Design Notes
Design Notes
Where we started
Web-888 originates from the RX-888 project. Since the launch of RX-888, we have noticed an increasing number of applications using RX-888 for "web-based" functionalities. Notable examples include the KA9Q-Radio and PhantomSDR projects. However, to achieve WEB-SDR functionality, it typically requires a Linux PC or a Raspberry Pi 5, which is neither the most convenient nor economical solution.
Therefore, the RX-888 Team decided to design a plug-and-play Web-888. We believe that Web-888 should have the following features:
- Plug-and-play capability, requiring only an Ethernet cable and an antenna to work. With an excellent UI and operation, it can run directly on any browser without needing Linux knowledge, as not everyone is a software expert.
- Support for as many online users as possible, with enough RX channels to allow one SDR to function like multiple SDRs working in parallel.
- No need for an additional PC, Raspberry Pi, or Beaglebone board; it works as a single board.
- Low network bandwidth usage, with decoding completed on the SDR end, reducing the dependency on network environment and speed.
- Excellent reception performance, featuring high sensitivity, high dynamic range, and wide bandwidth.
- Cost-effective and affordable.
Based on these requirements, we have initially conceptualized the architecture of Web-888. It requires a high-resolution, high-sampling-rate ADC, LNA, ATT, LPF, a resource-rich FPGA, a sufficiently powerful CPU, rich memory, and a fast Ethernet PHY.
Hardware
We start with original RX-888, retaining the excellent RF design of ATT+LPF+LNA+ADC, and have re-optimized the LPF design to enhance suppression above 60MHz, catering to wideband reception from 0-60MHz. Additionally, we have introduced a second antenna channel equipped with a 118-145MHz BPF and a +20dB LNA, allowing the powerful LTC2208's 130MSPS sampling rate to directly achieve under-sampling for Air-Band/VHF in the second Nyquist zone, eliminating the need for additional converters.

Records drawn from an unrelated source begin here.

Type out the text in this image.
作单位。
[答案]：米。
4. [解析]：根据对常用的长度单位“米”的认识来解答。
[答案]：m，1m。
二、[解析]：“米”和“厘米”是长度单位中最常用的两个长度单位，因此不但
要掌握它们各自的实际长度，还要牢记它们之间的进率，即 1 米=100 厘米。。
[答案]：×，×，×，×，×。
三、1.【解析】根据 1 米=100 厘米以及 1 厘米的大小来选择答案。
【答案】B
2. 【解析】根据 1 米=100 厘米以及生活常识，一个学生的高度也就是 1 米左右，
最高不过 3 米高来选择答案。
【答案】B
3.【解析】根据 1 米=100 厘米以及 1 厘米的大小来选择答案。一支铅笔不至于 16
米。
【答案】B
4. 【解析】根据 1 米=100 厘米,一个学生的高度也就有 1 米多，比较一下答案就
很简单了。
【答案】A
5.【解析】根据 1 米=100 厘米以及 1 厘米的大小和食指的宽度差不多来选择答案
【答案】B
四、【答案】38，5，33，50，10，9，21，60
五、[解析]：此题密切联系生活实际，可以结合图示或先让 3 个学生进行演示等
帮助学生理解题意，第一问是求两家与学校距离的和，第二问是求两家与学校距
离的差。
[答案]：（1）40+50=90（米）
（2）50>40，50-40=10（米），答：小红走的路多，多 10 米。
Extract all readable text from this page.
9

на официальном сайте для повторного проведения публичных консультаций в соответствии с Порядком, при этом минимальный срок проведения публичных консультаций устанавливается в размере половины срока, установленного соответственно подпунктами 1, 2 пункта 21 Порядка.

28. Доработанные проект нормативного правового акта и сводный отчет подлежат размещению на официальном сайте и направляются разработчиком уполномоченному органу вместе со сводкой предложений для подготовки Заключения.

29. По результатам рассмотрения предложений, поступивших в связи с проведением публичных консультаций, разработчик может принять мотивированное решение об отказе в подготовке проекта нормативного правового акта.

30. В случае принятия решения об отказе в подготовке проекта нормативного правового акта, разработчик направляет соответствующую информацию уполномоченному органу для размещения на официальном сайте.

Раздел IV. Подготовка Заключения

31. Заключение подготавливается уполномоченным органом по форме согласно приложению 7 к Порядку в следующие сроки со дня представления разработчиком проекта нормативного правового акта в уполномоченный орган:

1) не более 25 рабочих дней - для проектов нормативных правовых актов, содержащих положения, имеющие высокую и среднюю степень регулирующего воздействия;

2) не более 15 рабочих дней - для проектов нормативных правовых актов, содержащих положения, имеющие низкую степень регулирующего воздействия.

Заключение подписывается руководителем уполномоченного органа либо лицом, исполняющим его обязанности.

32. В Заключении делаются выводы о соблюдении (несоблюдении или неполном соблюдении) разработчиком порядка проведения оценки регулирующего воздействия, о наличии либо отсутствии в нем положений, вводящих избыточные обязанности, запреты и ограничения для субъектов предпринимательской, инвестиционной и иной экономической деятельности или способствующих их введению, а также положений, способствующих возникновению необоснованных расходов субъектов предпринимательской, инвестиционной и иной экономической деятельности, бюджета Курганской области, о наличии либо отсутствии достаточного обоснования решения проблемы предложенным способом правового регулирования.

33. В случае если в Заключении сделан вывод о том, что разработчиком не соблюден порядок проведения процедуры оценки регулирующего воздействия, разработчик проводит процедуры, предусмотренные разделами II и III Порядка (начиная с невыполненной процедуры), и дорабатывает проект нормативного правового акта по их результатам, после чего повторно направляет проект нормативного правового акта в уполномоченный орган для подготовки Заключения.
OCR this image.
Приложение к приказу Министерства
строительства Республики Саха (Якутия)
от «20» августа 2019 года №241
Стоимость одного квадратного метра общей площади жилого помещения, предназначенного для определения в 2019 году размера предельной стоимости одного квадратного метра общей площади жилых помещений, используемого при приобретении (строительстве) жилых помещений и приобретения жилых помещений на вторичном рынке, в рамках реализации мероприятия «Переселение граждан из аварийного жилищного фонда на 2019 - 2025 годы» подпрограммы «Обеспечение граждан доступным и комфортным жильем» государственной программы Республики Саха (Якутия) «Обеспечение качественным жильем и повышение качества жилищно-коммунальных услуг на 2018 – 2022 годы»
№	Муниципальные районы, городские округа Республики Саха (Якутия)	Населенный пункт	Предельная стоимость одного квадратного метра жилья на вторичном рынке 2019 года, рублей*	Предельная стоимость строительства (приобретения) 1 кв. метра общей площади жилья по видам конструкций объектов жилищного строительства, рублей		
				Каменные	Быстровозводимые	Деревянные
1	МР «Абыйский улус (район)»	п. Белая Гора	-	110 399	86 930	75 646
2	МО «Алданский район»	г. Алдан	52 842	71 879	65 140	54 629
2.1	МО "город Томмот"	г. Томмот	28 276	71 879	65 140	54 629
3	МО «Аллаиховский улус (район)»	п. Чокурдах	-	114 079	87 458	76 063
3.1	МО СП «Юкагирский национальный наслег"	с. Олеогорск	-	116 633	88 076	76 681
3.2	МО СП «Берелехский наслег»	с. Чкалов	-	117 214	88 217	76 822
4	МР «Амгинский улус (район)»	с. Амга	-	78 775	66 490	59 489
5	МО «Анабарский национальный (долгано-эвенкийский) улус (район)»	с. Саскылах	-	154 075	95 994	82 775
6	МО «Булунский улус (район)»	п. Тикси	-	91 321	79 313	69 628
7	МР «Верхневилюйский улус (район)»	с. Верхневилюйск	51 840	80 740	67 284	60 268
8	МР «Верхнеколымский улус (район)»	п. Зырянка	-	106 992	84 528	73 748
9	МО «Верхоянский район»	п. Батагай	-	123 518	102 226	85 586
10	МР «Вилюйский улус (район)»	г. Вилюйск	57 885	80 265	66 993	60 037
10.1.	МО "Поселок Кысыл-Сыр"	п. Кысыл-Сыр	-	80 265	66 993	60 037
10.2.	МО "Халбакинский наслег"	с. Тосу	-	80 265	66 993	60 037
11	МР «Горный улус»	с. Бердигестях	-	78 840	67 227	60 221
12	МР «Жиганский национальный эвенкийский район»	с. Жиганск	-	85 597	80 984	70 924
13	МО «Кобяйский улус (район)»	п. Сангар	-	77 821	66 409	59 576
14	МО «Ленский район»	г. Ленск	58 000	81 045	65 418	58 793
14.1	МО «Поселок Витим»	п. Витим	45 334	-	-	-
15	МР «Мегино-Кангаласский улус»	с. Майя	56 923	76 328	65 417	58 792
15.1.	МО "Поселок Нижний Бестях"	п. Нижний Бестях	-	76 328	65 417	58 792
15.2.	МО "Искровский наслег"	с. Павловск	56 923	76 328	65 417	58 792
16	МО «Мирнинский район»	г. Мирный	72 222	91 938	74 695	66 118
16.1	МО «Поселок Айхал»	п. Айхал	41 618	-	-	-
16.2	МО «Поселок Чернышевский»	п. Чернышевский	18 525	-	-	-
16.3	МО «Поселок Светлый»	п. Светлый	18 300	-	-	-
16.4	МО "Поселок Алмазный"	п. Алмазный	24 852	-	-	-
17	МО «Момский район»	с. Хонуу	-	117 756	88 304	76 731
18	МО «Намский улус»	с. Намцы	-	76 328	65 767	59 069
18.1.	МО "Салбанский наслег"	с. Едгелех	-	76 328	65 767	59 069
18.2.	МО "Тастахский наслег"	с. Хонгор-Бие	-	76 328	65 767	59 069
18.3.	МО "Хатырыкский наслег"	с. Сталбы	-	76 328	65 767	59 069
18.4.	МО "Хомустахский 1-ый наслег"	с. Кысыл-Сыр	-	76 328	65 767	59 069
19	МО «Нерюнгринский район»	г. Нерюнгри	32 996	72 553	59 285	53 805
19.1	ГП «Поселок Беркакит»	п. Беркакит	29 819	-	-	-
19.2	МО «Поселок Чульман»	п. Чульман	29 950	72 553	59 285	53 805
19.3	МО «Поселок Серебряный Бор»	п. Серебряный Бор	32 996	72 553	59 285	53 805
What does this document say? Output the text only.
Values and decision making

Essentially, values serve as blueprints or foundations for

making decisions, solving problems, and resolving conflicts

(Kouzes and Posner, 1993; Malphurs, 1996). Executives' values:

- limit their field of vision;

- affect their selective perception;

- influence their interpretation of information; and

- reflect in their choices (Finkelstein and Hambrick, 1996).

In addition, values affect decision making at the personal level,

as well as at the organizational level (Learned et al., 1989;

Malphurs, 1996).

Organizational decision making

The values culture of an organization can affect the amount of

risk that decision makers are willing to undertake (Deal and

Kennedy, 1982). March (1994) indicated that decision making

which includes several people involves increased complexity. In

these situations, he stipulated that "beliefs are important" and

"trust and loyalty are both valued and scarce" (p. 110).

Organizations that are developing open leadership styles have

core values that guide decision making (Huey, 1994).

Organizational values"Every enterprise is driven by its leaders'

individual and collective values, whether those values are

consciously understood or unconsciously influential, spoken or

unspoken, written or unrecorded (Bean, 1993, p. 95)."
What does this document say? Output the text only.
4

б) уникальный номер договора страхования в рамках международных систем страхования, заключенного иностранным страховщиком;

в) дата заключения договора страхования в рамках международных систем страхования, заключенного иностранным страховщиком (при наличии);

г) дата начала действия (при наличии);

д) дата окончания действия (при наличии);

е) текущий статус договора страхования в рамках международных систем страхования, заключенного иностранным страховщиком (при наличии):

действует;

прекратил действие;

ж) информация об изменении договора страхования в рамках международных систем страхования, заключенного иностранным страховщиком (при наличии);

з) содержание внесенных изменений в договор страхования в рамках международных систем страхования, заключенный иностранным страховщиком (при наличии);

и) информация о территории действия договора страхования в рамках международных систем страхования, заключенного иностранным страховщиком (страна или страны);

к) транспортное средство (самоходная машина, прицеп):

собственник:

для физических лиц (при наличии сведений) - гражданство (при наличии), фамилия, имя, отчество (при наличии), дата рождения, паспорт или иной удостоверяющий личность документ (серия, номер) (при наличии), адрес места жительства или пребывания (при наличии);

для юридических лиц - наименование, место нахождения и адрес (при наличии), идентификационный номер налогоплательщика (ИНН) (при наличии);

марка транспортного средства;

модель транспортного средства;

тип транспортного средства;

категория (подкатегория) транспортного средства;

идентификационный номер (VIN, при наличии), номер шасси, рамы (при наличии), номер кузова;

For the digital backend, we drew inspiration from the classic PlutoSDR design, employing Xilinx's ZYNQ XC7Z010. The integrated FPGA+ARM design of the ZYNQ facilitates high-speed data sharing between PL and PS via AXI (Advanced Extensible Interface), resolving the traditional challenges of data interaction in separate FPGA+CPU designs. Using the ZYNQ also addresses the need for both FPGA and CPU, enabling a more streamlined design that fits the entire SDR hardware onto a single PCB. We also included Realtek's 1000M Ethernet in the Web-888 to ensure minimal network latency and stability.
Considering the convenience of connecting SDR via Wi-Fi, we provide a USB C interface with a USB2.0 HOST for directly connecting a USB Wi-Fi Dongle. It can also used as UART bridge to support CAT commands from other SDR software.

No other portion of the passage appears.